Course schema in 2026 and AI learning recommendations
Education is one of the categories where AI assistants are most actively asked to recommend. People prompt these tools with "what's a good course to learn data analysis" or "find me a beginner Python class that's self-paced and under fifty dollars", and the systems answering depend on structured course data to respond with specifics. A course marked up with a clear provider, an explicit delivery mode, a real schedule, a credential, and an honest price gives an AI engine everything it needs to surface and compare the offering, which is far more than it can extract from a wall of sales copy.

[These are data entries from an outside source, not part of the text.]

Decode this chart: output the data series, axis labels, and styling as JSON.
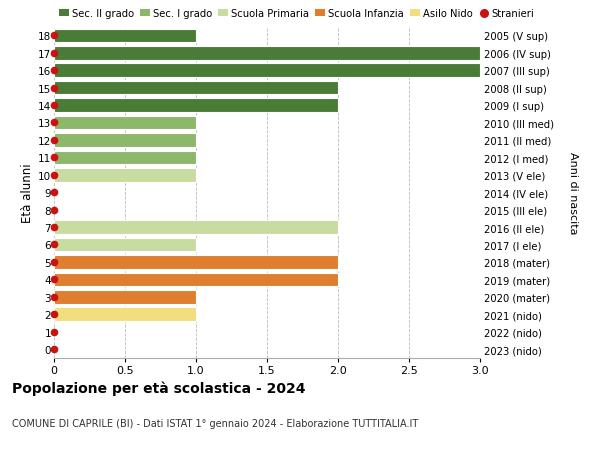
{
  "ages": [
    0,
    1,
    2,
    3,
    4,
    5,
    6,
    7,
    8,
    9,
    10,
    11,
    12,
    13,
    14,
    15,
    16,
    17,
    18
  ],
  "right_labels": [
    "2023 (nido)",
    "2022 (nido)",
    "2021 (nido)",
    "2020 (mater)",
    "2019 (mater)",
    "2018 (mater)",
    "2017 (I ele)",
    "2016 (II ele)",
    "2015 (III ele)",
    "2014 (IV ele)",
    "2013 (V ele)",
    "2012 (I med)",
    "2011 (II med)",
    "2010 (III med)",
    "2009 (I sup)",
    "2008 (II sup)",
    "2007 (III sup)",
    "2006 (IV sup)",
    "2005 (V sup)"
  ],
  "bar_values": [
    0,
    0,
    1,
    1,
    2,
    2,
    1,
    2,
    0,
    0,
    1,
    1,
    1,
    1,
    2,
    2,
    3,
    3,
    1
  ],
  "bar_colors": [
    "#f2de7e",
    "#f2de7e",
    "#f2de7e",
    "#de7e2e",
    "#de7e2e",
    "#de7e2e",
    "#c8dba0",
    "#c8dba0",
    "#c8dba0",
    "#c8dba0",
    "#c8dba0",
    "#8db86a",
    "#8db86a",
    "#8db86a",
    "#4a7c38",
    "#4a7c38",
    "#4a7c38",
    "#4a7c38",
    "#4a7c38"
  ],
  "stranieri_ages": [
    0,
    1,
    2,
    3,
    4,
    5,
    6,
    7,
    8,
    9,
    10,
    11,
    12,
    13,
    14,
    15,
    16,
    17,
    18
  ],
  "legend_labels": [
    "Sec. II grado",
    "Sec. I grado",
    "Scuola Primaria",
    "Scuola Infanzia",
    "Asilo Nido",
    "Stranieri"
  ],
  "legend_colors": [
    "#4a7c38",
    "#8db86a",
    "#c8dba0",
    "#de7e2e",
    "#f2de7e",
    "#cc1111"
  ],
  "title": "Popolazione per età scolastica - 2024",
  "subtitle": "COMUNE DI CAPRILE (BI) - Dati ISTAT 1° gennaio 2024 - Elaborazione TUTTITALIA.IT",
  "ylabel_left": "Età alunni",
  "ylabel_right": "Anni di nascita",
  "xlim": [
    0,
    3.0
  ],
  "xticks": [
    0,
    0.5,
    1.0,
    1.5,
    2.0,
    2.5,
    3.0
  ],
  "xtick_labels": [
    "0",
    "0.5",
    "1.0",
    "1.5",
    "2.0",
    "2.5",
    "3.0"
  ],
  "bg_color": "#ffffff",
  "bar_height": 0.78,
  "grid_color": "#bbbbbb",
  "stranieri_color": "#cc1111",
  "stranieri_size": 4.5
}
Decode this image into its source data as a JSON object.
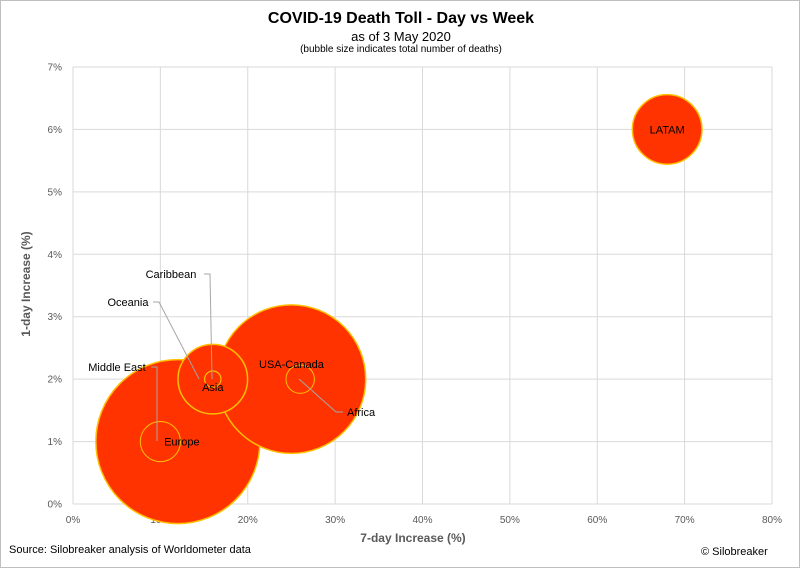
{
  "chart_data": {
    "type": "scatter",
    "title": "COVID-19 Death Toll - Day vs Week",
    "subtitle": "as of 3 May 2020",
    "note": "(bubble size indicates total number of deaths)",
    "xlabel": "7-day Increase (%)",
    "ylabel": "1-day Increase (%)",
    "xlim": [
      0,
      80
    ],
    "ylim": [
      0,
      7
    ],
    "x_ticks": [
      "0%",
      "10%",
      "20%",
      "30%",
      "40%",
      "50%",
      "60%",
      "70%",
      "80%"
    ],
    "y_ticks": [
      "0%",
      "1%",
      "2%",
      "3%",
      "4%",
      "5%",
      "6%",
      "7%"
    ],
    "grid": true,
    "colors": {
      "fill": "#ff3300",
      "stroke": "#ffc000",
      "grid": "#d9d9d9",
      "leader": "#a6a6a6"
    },
    "points": [
      {
        "label": "LATAM",
        "x": 68,
        "y": 6,
        "size": 18
      },
      {
        "label": "USA-Canada",
        "x": 25,
        "y": 2,
        "size": 82
      },
      {
        "label": "Asia",
        "x": 16,
        "y": 2,
        "size": 18
      },
      {
        "label": "Europe",
        "x": 12,
        "y": 1,
        "size": 100
      },
      {
        "label": "Middle East",
        "x": 10,
        "y": 1,
        "size": 6
      },
      {
        "label": "Africa",
        "x": 26,
        "y": 2,
        "size": 3
      },
      {
        "label": "Oceania",
        "x": 16,
        "y": 2,
        "size": 1
      },
      {
        "label": "Caribbean",
        "x": 16,
        "y": 2,
        "size": 1
      }
    ]
  },
  "footer": {
    "source": "Source: Silobreaker analysis of Worldometer data",
    "copyright": "© Silobreaker"
  }
}
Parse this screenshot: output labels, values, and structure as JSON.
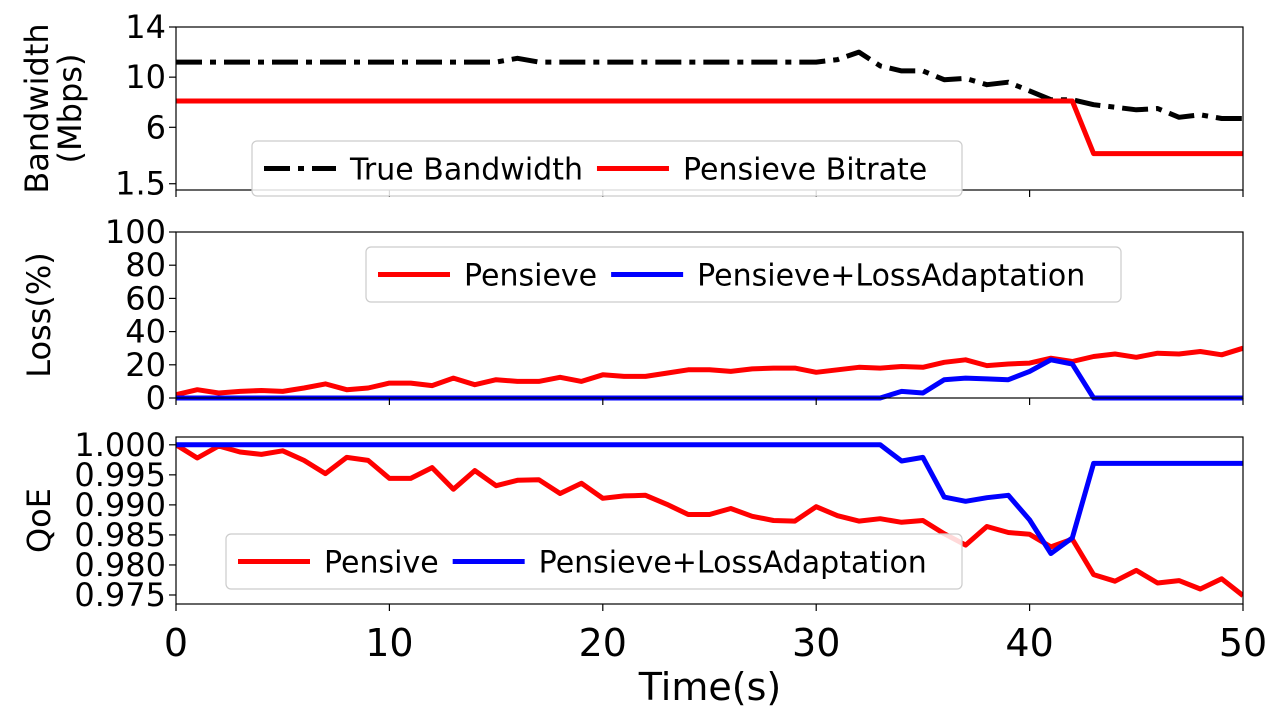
{
  "xlabel": "Time(s)",
  "x_ticks": [
    0,
    10,
    20,
    30,
    40,
    50
  ],
  "chart_data": [
    {
      "type": "line",
      "ylabel_lines": [
        "Bandwidth",
        "(Mbps)"
      ],
      "ylim": [
        1.0,
        14.0
      ],
      "xlim": [
        0,
        50
      ],
      "y_ticks": [
        "1.5",
        "6",
        "10",
        "14"
      ],
      "y_tick_values": [
        1.5,
        6,
        10,
        14
      ],
      "legend_placement": "lower-center",
      "series": [
        {
          "name": "True Bandwidth",
          "color": "#000000",
          "style": "dashdot",
          "x": [
            0,
            1,
            2,
            3,
            4,
            5,
            6,
            7,
            8,
            9,
            10,
            11,
            12,
            13,
            14,
            15,
            16,
            17,
            18,
            19,
            20,
            21,
            22,
            23,
            24,
            25,
            26,
            27,
            28,
            29,
            30,
            31,
            32,
            33,
            34,
            35,
            36,
            37,
            38,
            39,
            40,
            41,
            42,
            43,
            44,
            45,
            46,
            47,
            48,
            49,
            50
          ],
          "values": [
            11.2,
            11.2,
            11.2,
            11.2,
            11.2,
            11.2,
            11.2,
            11.2,
            11.2,
            11.2,
            11.2,
            11.2,
            11.2,
            11.2,
            11.2,
            11.2,
            11.5,
            11.2,
            11.2,
            11.2,
            11.2,
            11.2,
            11.2,
            11.2,
            11.2,
            11.2,
            11.2,
            11.2,
            11.2,
            11.2,
            11.2,
            11.4,
            12.0,
            10.9,
            10.5,
            10.5,
            9.8,
            9.9,
            9.4,
            9.6,
            8.9,
            8.2,
            8.2,
            7.8,
            7.6,
            7.4,
            7.5,
            6.8,
            7.0,
            6.7,
            6.7
          ]
        },
        {
          "name": "Pensieve Bitrate",
          "color": "#ff0000",
          "style": "solid",
          "x": [
            0,
            1,
            2,
            3,
            4,
            5,
            6,
            7,
            8,
            9,
            10,
            11,
            12,
            13,
            14,
            15,
            16,
            17,
            18,
            19,
            20,
            21,
            22,
            23,
            24,
            25,
            26,
            27,
            28,
            29,
            30,
            31,
            32,
            33,
            34,
            35,
            36,
            37,
            38,
            39,
            40,
            41,
            42,
            43,
            44,
            45,
            46,
            47,
            48,
            49,
            50
          ],
          "values": [
            8.1,
            8.1,
            8.1,
            8.1,
            8.1,
            8.1,
            8.1,
            8.1,
            8.1,
            8.1,
            8.1,
            8.1,
            8.1,
            8.1,
            8.1,
            8.1,
            8.1,
            8.1,
            8.1,
            8.1,
            8.1,
            8.1,
            8.1,
            8.1,
            8.1,
            8.1,
            8.1,
            8.1,
            8.1,
            8.1,
            8.1,
            8.1,
            8.1,
            8.1,
            8.1,
            8.1,
            8.1,
            8.1,
            8.1,
            8.1,
            8.1,
            8.1,
            8.1,
            3.9,
            3.9,
            3.9,
            3.9,
            3.9,
            3.9,
            3.9,
            3.9
          ]
        }
      ]
    },
    {
      "type": "line",
      "ylabel_lines": [
        "Loss(%)"
      ],
      "ylim": [
        0,
        100
      ],
      "xlim": [
        0,
        50
      ],
      "y_ticks": [
        "0",
        "20",
        "40",
        "60",
        "80",
        "100"
      ],
      "y_tick_values": [
        0,
        20,
        40,
        60,
        80,
        100
      ],
      "legend_placement": "upper-center",
      "series": [
        {
          "name": "Pensieve",
          "color": "#ff0000",
          "style": "solid",
          "x": [
            0,
            1,
            2,
            3,
            4,
            5,
            6,
            7,
            8,
            9,
            10,
            11,
            12,
            13,
            14,
            15,
            16,
            17,
            18,
            19,
            20,
            21,
            22,
            23,
            24,
            25,
            26,
            27,
            28,
            29,
            30,
            31,
            32,
            33,
            34,
            35,
            36,
            37,
            38,
            39,
            40,
            41,
            42,
            43,
            44,
            45,
            46,
            47,
            48,
            49,
            50
          ],
          "values": [
            2,
            5,
            3,
            4,
            4.5,
            4,
            6,
            8.5,
            5,
            6,
            9,
            9,
            7.5,
            12,
            8,
            11,
            10,
            10,
            12.5,
            10,
            14,
            13,
            13,
            15,
            17,
            17,
            16,
            17.5,
            18,
            18,
            15.5,
            17,
            18.5,
            18,
            19,
            18.5,
            21.5,
            23,
            19.5,
            20.5,
            21,
            24,
            22,
            25,
            26.5,
            24.5,
            27,
            26.5,
            28,
            26,
            30
          ]
        },
        {
          "name": "Pensieve+LossAdaptation",
          "color": "#0000ff",
          "style": "solid",
          "x": [
            0,
            1,
            2,
            3,
            4,
            5,
            6,
            7,
            8,
            9,
            10,
            11,
            12,
            13,
            14,
            15,
            16,
            17,
            18,
            19,
            20,
            21,
            22,
            23,
            24,
            25,
            26,
            27,
            28,
            29,
            30,
            31,
            32,
            33,
            34,
            35,
            36,
            37,
            38,
            39,
            40,
            41,
            42,
            43,
            44,
            45,
            46,
            47,
            48,
            49,
            50
          ],
          "values": [
            0,
            0,
            0,
            0,
            0,
            0,
            0,
            0,
            0,
            0,
            0,
            0,
            0,
            0,
            0,
            0,
            0,
            0,
            0,
            0,
            0,
            0,
            0,
            0,
            0,
            0,
            0,
            0,
            0,
            0,
            0,
            0,
            0,
            0,
            4,
            3,
            11,
            12,
            11.5,
            11,
            16,
            23,
            20.5,
            0,
            0,
            0,
            0,
            0,
            0,
            0,
            0
          ]
        }
      ]
    },
    {
      "type": "line",
      "ylabel_lines": [
        "QoE"
      ],
      "ylim": [
        0.9735,
        1.0013
      ],
      "xlim": [
        0,
        50
      ],
      "y_ticks": [
        "0.975",
        "0.980",
        "0.985",
        "0.990",
        "0.995",
        "1.000"
      ],
      "y_tick_values": [
        0.975,
        0.98,
        0.985,
        0.99,
        0.995,
        1.0
      ],
      "legend_placement": "lower-center",
      "series": [
        {
          "name": "Pensive",
          "color": "#ff0000",
          "style": "solid",
          "x": [
            0,
            1,
            2,
            3,
            4,
            5,
            6,
            7,
            8,
            9,
            10,
            11,
            12,
            13,
            14,
            15,
            16,
            17,
            18,
            19,
            20,
            21,
            22,
            23,
            24,
            25,
            26,
            27,
            28,
            29,
            30,
            31,
            32,
            33,
            34,
            35,
            36,
            37,
            38,
            39,
            40,
            41,
            42,
            43,
            44,
            45,
            46,
            47,
            48,
            49,
            50
          ],
          "values": [
            1.0,
            0.9978,
            0.9998,
            0.9988,
            0.9984,
            0.999,
            0.9974,
            0.9952,
            0.9979,
            0.9974,
            0.9944,
            0.9944,
            0.9962,
            0.9926,
            0.9957,
            0.9932,
            0.9941,
            0.9942,
            0.9919,
            0.9936,
            0.9911,
            0.9915,
            0.9916,
            0.9901,
            0.9884,
            0.9884,
            0.9894,
            0.9881,
            0.9874,
            0.9873,
            0.9897,
            0.9882,
            0.9873,
            0.9877,
            0.9871,
            0.9874,
            0.9852,
            0.9833,
            0.9864,
            0.9854,
            0.9851,
            0.983,
            0.9843,
            0.9784,
            0.9773,
            0.9791,
            0.977,
            0.9774,
            0.976,
            0.9777,
            0.9749
          ]
        },
        {
          "name": "Pensieve+LossAdaptation",
          "color": "#0000ff",
          "style": "solid",
          "x": [
            0,
            1,
            2,
            3,
            4,
            5,
            6,
            7,
            8,
            9,
            10,
            11,
            12,
            13,
            14,
            15,
            16,
            17,
            18,
            19,
            20,
            21,
            22,
            23,
            24,
            25,
            26,
            27,
            28,
            29,
            30,
            31,
            32,
            33,
            34,
            35,
            36,
            37,
            38,
            39,
            40,
            41,
            42,
            43,
            44,
            45,
            46,
            47,
            48,
            49,
            50
          ],
          "values": [
            1.0,
            1.0,
            1.0,
            1.0,
            1.0,
            1.0,
            1.0,
            1.0,
            1.0,
            1.0,
            1.0,
            1.0,
            1.0,
            1.0,
            1.0,
            1.0,
            1.0,
            1.0,
            1.0,
            1.0,
            1.0,
            1.0,
            1.0,
            1.0,
            1.0,
            1.0,
            1.0,
            1.0,
            1.0,
            1.0,
            1.0,
            1.0,
            1.0,
            1.0,
            0.9973,
            0.9979,
            0.9913,
            0.9906,
            0.9912,
            0.9916,
            0.9875,
            0.9819,
            0.9845,
            0.9969,
            0.9969,
            0.9969,
            0.9969,
            0.9969,
            0.9969,
            0.9969,
            0.9969
          ]
        }
      ]
    }
  ]
}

As AI-driven learning recommendations grow, the providers whose courses are cleanly described in machine-readable form will have an edge in being recommended, just as they already have an edge in Google's course experience. Course schema is therefore not just about a current rich result; it is about being legible to the next generation of search and recommendation surfaces that learners are starting to trust for guidance.
What to do after you generate it
Paste the generated block into the head of the specific course page, then run it through Google's Rich Results Test, which has dedicated support for Course markup and will confirm whether the page is eligible for the course rich result. The test flags exactly which property is missing or malformed if eligibility fails, and in practice the failure is usually an absent course instance, a missing offer, or an incomplete provider.
Once it is live, watch the Course report in Search Console's Enhancements section to confirm Google has validated your courses and to catch errors across many course pages at once. Keep instance dates and pricing current as cohorts come and go, retire or update instances whose dates have passed, and make sure the markup always agrees with what a prospective learner sees on the page. A course offering changes over time more than most content, so the schema needs the same regular upkeep as the enrollment page itself.